The Chief of Army Staff, Lt. Gen. Tukur Buratai, has said that terrorism and terrorist groups could not be eliminated alone by the military unless religious bodies and organisations in the country come to the “forefront of this spiritual battle.”
The Army chief noted that the focus must be religious groups interfacing on addressing the ideologies which fuelled the Boko Haram and ISWAP terrorists.
Buratai stated this on Monday in Abuja during a spiritual warfare seminar at the Nigerian Army Resource Centre with the theme, “Countering insurgency and violent extremism in Nigeria through spiritual warfare.”
The Army chief, who was represented by the Chief of Administration, Maj. Gen. Sani Yusuf, urged Islamic and Christian clerics across the Army formations to join the fight against terrorism, and reorient the people against negative ideologies.
“Therefore, communities, families, and groups should join in the fight and narratives to reject and prevent the ideologies of the terrorists and extremist groups.
“Religious bodies and organisations in particular who interface regularly with the grassroots should be at the forefront of this spiritual battle and fashion out ways of stepping up their roles.
“The fight against terrorism, Boko Haram and ISWAP, as well as other security threats, cannot be left to the troops in the battlefield alone.
“Yes, we will do our duties, but they need to tackle groups through spiritual warfare and re-orientating the followers against the ideology is also a necessity.
“It is a well-known fact that terrorism and terrorist groups cannot be totally eliminated by mainly military actions.
“This means focusing our efforts on the underlying narratives through ideologies that are employed by these terrorists to lure innocent citizens to their fold.

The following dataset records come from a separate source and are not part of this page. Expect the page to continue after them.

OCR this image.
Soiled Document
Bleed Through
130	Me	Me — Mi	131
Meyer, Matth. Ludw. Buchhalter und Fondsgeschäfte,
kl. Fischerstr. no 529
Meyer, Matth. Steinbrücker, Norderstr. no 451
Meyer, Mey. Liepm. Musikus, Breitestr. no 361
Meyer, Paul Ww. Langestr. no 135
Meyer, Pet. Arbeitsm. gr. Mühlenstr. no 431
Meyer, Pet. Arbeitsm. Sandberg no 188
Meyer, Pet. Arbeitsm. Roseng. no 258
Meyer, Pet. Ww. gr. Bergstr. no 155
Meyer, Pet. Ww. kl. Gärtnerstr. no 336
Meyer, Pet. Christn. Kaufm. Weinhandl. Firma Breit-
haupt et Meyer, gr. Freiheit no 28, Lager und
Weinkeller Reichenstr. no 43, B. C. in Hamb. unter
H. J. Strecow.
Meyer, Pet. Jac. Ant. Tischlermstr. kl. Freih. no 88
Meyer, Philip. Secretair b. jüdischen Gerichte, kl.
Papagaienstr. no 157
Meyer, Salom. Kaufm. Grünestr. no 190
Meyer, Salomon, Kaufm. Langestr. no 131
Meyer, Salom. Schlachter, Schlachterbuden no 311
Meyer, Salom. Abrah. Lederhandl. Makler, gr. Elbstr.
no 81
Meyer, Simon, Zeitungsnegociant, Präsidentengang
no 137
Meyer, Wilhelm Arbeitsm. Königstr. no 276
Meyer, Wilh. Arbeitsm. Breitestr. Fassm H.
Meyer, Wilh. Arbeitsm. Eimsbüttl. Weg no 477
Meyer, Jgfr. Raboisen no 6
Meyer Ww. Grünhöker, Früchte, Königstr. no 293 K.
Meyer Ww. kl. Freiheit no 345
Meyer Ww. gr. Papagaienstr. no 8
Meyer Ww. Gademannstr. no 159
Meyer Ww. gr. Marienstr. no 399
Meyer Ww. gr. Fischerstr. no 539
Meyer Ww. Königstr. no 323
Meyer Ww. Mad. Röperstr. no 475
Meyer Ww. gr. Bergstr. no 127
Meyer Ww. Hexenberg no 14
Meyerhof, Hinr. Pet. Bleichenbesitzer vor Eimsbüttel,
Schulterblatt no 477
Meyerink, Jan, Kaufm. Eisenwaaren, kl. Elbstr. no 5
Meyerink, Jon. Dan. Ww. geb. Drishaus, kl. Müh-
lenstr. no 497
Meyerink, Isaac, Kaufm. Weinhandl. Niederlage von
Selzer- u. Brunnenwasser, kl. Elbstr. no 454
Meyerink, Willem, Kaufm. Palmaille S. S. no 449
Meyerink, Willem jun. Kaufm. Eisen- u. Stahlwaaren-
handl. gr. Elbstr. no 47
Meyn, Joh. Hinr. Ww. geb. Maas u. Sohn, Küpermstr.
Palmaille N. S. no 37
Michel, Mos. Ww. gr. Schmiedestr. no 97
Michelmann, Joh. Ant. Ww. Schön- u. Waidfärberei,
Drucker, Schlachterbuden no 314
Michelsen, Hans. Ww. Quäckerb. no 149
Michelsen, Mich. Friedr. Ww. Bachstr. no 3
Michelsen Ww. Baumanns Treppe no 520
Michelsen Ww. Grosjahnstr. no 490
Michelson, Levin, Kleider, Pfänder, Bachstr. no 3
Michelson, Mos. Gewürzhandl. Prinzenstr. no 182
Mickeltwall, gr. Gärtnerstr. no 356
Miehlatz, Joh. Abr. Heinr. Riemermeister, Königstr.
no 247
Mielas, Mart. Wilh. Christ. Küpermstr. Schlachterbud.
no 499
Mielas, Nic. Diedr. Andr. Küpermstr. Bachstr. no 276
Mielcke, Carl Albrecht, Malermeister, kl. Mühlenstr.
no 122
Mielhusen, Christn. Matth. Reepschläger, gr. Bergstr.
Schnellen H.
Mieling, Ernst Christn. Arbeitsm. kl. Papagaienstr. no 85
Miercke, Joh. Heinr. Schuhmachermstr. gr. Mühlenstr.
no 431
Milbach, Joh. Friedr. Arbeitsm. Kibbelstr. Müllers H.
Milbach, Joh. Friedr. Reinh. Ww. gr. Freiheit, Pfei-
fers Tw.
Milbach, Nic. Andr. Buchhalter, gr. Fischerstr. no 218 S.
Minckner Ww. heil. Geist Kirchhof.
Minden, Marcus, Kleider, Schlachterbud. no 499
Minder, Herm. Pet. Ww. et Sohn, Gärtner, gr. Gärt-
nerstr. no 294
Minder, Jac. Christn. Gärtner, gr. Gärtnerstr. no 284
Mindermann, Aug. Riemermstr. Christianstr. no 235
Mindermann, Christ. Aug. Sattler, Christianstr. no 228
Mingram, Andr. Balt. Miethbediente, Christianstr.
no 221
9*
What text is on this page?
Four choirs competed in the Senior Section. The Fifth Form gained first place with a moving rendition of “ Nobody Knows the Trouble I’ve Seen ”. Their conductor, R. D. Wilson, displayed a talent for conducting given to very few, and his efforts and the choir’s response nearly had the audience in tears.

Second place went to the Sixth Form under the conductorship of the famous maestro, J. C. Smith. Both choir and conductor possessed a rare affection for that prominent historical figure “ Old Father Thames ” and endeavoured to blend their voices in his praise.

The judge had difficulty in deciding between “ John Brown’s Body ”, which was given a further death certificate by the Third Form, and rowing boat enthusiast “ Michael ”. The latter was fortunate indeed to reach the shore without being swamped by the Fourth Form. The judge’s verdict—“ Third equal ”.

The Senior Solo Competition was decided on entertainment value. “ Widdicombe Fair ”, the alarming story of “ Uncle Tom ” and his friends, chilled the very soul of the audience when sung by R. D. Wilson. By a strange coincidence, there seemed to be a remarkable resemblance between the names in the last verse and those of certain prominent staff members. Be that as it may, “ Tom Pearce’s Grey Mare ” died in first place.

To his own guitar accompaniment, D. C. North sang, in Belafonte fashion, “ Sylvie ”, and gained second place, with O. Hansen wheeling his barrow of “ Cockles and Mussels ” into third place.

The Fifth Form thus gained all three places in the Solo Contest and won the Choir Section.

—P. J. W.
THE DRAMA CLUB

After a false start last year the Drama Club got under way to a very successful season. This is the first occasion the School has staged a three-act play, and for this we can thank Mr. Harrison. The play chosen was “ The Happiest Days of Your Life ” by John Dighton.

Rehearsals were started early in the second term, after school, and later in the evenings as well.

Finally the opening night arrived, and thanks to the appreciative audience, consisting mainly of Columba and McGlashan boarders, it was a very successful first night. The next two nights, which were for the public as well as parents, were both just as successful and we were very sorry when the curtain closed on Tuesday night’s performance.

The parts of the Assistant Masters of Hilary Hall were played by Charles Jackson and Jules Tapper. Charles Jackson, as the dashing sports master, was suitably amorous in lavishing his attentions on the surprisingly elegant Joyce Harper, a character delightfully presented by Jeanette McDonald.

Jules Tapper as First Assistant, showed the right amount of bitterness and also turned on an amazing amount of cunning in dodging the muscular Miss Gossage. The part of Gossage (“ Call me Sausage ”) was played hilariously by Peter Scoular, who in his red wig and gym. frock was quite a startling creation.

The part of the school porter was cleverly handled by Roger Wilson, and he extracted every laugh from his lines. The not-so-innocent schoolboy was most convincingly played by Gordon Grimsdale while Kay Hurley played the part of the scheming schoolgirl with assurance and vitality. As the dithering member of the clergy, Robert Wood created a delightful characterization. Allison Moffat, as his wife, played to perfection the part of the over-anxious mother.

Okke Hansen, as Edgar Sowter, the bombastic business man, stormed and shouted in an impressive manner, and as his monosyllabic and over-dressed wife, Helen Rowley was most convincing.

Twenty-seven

“The need to defeat the ideologies of Boko Haram and ISWAP is based on the awareness that it is the ideologies that enhance their resources and help to recruit new fighters to their fold and as such; kill their ideology and the terrorist movement withers and dies.”
The Army chief added that religious leaders and clerics who regularly interface with members of the society must “fashion out ways of stepping up [their] roles, remembering that the fight against terrorism is a collective responsibility.”